A dismissal without prejudice means AbbVie is not barred from refiling patent infringement claims against Teva Ltd. in a future action. However, Teva Ltd. agreed in the stipulation to be bound by any judgment entered against Teva Inc. regarding ANDA No. 217650 — effectively giving AbbVie enforcement reach over the parent entity without keeping it as a named defendant in the current action.
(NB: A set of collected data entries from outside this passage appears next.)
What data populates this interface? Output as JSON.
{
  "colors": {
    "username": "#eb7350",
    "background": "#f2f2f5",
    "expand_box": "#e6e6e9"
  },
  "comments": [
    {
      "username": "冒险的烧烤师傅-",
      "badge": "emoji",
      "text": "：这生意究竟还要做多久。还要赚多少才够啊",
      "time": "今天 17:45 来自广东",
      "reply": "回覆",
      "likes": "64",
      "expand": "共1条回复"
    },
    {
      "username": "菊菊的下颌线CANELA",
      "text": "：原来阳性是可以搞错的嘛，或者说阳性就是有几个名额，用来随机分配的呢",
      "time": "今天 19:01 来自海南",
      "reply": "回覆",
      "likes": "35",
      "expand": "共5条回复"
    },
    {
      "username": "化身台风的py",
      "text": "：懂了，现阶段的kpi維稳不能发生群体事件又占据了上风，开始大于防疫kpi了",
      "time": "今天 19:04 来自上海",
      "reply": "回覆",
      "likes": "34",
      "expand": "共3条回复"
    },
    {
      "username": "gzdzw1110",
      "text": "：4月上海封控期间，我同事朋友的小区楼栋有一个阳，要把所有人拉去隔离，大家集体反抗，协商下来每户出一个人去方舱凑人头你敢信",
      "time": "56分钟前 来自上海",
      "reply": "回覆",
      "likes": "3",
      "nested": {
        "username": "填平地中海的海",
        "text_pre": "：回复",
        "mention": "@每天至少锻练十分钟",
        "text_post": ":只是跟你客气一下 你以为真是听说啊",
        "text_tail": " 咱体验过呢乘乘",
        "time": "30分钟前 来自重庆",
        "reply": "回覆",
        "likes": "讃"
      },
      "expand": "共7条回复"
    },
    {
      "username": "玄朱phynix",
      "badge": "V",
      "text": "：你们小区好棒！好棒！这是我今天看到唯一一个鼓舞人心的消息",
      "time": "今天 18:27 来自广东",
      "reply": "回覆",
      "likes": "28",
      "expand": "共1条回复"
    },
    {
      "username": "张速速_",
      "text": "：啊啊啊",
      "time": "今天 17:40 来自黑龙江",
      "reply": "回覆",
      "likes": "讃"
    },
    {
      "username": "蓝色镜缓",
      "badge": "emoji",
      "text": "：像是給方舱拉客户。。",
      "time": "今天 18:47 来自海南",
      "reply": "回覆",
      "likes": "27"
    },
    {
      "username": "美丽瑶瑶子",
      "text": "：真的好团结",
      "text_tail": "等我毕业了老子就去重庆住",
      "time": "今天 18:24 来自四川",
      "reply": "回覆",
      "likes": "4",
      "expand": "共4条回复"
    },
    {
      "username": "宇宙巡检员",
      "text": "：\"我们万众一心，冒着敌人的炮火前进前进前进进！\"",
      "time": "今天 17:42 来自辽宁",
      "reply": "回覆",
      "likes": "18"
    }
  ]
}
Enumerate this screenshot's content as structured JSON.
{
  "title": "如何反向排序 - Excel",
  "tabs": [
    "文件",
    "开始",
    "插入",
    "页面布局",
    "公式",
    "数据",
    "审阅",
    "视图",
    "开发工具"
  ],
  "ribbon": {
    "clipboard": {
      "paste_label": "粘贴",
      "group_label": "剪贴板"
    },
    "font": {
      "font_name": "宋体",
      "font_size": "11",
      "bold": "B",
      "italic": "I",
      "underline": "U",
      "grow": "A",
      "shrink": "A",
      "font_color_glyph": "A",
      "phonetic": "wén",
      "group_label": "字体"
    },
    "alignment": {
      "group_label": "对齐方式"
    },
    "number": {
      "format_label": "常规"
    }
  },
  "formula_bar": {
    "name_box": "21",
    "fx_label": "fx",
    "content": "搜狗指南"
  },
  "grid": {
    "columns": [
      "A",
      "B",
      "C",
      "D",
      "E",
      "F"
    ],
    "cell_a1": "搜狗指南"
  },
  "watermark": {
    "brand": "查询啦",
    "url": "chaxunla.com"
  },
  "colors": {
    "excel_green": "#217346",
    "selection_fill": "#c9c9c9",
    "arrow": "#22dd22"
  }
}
ANDA No. 217650 is Teva’s Abbreviated New Drug Application seeking FDA approval to market a generic version of AbbVie’s elagolix sodium/estradiol/norethindrone acetate combination oral capsules. AbbVie’s patent infringement suit was triggered by this ANDA filing under the Hatch-Waxman Act, which allows brand companies to sue ANDA filers and potentially invoke a 30-month regulatory stay on FDA approval of the generic.
Teva Ltd. is the Israeli parent entity of the Teva group. It asserted it was not a proper defendant in the U.S. action, raising a personal jurisdiction or proper-party dispute. Rather than litigating this through motion practice, both parties agreed to a stipulation under which Teva Ltd. was dismissed without prejudice but agreed to be bound by any judgment against its U.S. affiliate, Teva Inc., on the ANDA at issue. This preserved AbbVie’s enforcement position while simplifying the defendant structure.